*nostalgic about patrick swayze for some reason*
- i feel like my intj grounds me. like i switch modes when i go to him from being with my extro friends. but i’m still myself with both, and i can gain relaxation and joy from both being with them and only with him. being alone leaves me anxious however, and i really need to stay in contact with people to feel calm when i’m alone, not necessarily always talk and communicate but know that i have the choice to communicate with someone who will want to communicate back and hold a conversation.
- sometimes i like to distract myself as well with the internet etc but i’m almost always multitasking everything i do. my intj finds that weird and annoying and will feel like i’m not focusing just because i get lost in thoughts and stare out into space for a minute or two while we’re watching something together, or doing laundry together or whatever, same thing with playing app games while i’m on tumblr/youtube and he sees it. it makes him uneasy because he gets the wrong idea that i’m not interested in what i’m doing but i’m actually just under-stimulated but probably equally interested in both tasks.
- his way of relaxing - he’s always had a very hard time with relaxing at all - is getting lost in computer games where he can focus entirely on one thing and one thing only, and that thing HAS to be of 100% pure enjoyment and nothing that can annoy him. I know several times where he’s for some reason not been able to optimize EVERYTHING in his strategic gaming and he’s been unable to relax anything at all because that’s his only means of relaxation and it didn’t go superswellgreatperfect so he’ll be strung up and in a bad mood for the rest of the day/days thereafter. usually this only happens when he’s stressed more than usual or has a deadline or a low motivation for something he should do, so he’ll beat himself up for not doing as much as he feels like he should AND for not optimizing what he’s doing, which in turn will put him in an even pissier mood.
- he sometimes gets mean and short-tempered when he’s feeling that way and there my enfp need for constant validation/attention sometimes takes a hit and i’ll get rude-ish and short with him and pick fights because i try to come at him with my own fears and insecurities and irrationality (read: emotional extortion) which NEVER amounts to anything ever. heh. this is where we end up when we’re having our worst times, usually - nowadays - we’re pretty good at balancing. or, well, i’ve learned to control myself basically.
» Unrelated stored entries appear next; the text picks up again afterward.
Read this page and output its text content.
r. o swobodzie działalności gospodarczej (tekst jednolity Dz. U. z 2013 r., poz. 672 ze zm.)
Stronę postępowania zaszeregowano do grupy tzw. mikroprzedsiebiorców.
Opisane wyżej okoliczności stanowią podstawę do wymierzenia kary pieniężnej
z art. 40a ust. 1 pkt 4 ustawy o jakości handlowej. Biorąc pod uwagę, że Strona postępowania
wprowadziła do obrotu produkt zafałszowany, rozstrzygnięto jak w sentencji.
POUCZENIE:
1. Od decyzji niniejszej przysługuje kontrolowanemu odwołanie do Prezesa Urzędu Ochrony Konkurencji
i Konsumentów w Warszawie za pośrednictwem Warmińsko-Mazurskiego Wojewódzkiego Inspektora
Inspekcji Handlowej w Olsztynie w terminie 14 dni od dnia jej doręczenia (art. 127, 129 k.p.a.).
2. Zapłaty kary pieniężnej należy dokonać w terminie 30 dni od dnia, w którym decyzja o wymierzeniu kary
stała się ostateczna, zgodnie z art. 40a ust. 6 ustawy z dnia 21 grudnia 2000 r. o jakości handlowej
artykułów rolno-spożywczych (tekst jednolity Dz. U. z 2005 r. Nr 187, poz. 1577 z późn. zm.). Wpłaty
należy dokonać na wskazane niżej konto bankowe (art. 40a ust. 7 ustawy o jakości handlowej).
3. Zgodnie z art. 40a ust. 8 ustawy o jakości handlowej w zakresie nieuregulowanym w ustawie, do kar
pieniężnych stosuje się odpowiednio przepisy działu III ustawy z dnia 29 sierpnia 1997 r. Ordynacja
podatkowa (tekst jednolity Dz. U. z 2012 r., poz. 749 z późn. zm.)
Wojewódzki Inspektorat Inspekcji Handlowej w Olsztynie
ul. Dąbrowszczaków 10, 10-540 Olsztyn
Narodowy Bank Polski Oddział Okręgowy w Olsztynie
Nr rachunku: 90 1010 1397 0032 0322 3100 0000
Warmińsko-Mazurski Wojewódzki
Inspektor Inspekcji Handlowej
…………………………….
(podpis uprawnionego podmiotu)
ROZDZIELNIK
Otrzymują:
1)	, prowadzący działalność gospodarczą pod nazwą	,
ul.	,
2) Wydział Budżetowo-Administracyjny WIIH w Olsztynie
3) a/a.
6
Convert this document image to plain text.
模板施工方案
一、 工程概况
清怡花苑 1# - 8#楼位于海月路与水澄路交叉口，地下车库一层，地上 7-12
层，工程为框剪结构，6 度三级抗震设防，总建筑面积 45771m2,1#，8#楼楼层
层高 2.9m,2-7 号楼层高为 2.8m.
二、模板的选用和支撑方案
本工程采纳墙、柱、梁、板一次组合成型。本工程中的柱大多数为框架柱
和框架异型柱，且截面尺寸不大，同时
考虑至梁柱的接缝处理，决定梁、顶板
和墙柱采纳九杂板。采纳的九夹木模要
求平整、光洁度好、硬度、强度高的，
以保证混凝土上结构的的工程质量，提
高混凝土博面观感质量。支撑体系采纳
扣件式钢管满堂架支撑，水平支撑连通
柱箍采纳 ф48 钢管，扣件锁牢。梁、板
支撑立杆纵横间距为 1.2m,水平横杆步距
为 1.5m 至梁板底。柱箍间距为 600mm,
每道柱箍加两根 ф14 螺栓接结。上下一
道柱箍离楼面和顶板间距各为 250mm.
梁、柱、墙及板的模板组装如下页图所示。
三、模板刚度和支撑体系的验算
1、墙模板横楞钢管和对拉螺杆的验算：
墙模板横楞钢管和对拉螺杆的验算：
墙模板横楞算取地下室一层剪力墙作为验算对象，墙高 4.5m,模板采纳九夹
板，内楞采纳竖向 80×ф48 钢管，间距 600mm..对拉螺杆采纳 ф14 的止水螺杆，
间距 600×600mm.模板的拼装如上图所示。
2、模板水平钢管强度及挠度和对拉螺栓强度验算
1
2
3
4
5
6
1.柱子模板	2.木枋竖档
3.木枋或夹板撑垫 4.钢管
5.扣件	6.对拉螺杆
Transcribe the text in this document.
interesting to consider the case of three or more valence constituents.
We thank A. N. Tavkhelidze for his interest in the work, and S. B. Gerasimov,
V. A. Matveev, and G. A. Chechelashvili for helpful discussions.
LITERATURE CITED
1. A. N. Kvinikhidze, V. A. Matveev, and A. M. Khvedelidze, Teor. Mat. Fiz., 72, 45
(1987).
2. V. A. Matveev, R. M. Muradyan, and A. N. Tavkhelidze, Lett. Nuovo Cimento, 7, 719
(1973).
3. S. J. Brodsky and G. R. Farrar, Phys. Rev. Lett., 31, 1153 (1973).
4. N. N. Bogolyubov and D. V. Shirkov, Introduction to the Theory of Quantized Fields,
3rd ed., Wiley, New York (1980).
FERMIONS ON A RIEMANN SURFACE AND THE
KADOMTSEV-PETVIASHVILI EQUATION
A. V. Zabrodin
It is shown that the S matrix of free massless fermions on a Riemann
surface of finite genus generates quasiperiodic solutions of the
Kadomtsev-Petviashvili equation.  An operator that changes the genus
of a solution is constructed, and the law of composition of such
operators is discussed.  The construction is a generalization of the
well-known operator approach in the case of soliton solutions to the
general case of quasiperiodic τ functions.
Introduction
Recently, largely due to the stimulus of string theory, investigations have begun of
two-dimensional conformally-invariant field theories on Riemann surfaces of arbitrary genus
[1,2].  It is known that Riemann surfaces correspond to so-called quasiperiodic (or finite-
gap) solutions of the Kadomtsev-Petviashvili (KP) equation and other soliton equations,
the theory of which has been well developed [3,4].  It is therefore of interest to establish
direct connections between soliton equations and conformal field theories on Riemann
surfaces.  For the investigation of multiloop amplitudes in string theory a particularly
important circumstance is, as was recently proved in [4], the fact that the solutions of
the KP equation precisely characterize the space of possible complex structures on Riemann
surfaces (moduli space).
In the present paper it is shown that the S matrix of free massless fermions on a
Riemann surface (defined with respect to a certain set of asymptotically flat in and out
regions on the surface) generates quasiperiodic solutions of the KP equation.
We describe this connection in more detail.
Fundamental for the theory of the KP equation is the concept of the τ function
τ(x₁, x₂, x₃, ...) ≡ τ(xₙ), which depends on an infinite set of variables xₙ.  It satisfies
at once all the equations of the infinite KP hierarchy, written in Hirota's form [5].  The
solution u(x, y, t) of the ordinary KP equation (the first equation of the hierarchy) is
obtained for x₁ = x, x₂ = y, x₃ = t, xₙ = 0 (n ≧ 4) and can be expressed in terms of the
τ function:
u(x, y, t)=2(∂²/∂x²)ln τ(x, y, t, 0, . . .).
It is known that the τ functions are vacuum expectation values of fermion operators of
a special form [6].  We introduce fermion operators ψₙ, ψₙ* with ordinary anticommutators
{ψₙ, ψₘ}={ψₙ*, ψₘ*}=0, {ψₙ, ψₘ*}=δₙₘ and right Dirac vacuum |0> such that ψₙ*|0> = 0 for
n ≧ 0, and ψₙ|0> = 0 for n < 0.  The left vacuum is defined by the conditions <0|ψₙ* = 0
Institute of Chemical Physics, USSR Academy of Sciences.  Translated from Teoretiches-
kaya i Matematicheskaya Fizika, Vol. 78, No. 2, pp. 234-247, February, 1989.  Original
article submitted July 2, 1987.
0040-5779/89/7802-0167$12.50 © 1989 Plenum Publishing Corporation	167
- when he’s happy - i am bouncing off the walls with joy. because 1) i get good energy from him and 2) he shows positive emotion and seeing my depressed intj excited about something feels new and fun and intriguing. sometimes when i step back and look at us from the outside when we’re talking and he’s in a great mood it’s like he’s a dorky excited school kid and that makes me cringe a bit but in a… semi-good way because it’s almost like he’s handicapped in how you’re excited ~classily~ (is that a word probably not, ‘in a classy way’ u feel) and that makes me blush for him in some kind of second-hand embarrassment since i’m so aware of how you act out your feelings with other people, and he’s just, ugh, so cute but so laaaameeee. i love him. but i think his not-knowing the social rules of acting out his excitement could be off-putting for some people. however if i know him he’d never do that anyway because he’s always in control of his emotions a little too much around everyone else so i guess i should feel special that he’s being dorky with me during those glimps of happy intj emotion-showing, whee!
- i enjoy him being in control and someone to look up to. i definitely need that in a romantic partner and i proably couldn’t think of a better person to look up to in anything than my intj and his special virtues. i love learning stuff from him and i feel like i have definitely improved as an intellectual individual since i met him. or, well, since i started figuring him out. he really had to struggle with me to begin with but i’m so happy he stuck with me throughout my, what i sincerely hope was and is passed, worst phases.
- we overlap in style, communication patterns, the intuitive thing, art and culture inclinations, music (when i’m not forcing him to listen to my ‘guilty pleasures’ playlists heh), travelling preferences - and i advocate that we could easily spend a holiday together in some foreign country because i’m very easy and comfortable to travel with, and i know he’d get stressed what with leaving his fortress (home) but i’m certain that we could easily calm each other down when stressed because we’d both stress but about different things that the other one could stay grounded with. i am actually longing for the day we take a holiday together to like spain or whatever, i’ll show him how easy i am to do that stuff with and i’m sure he will be pleasantly surprised.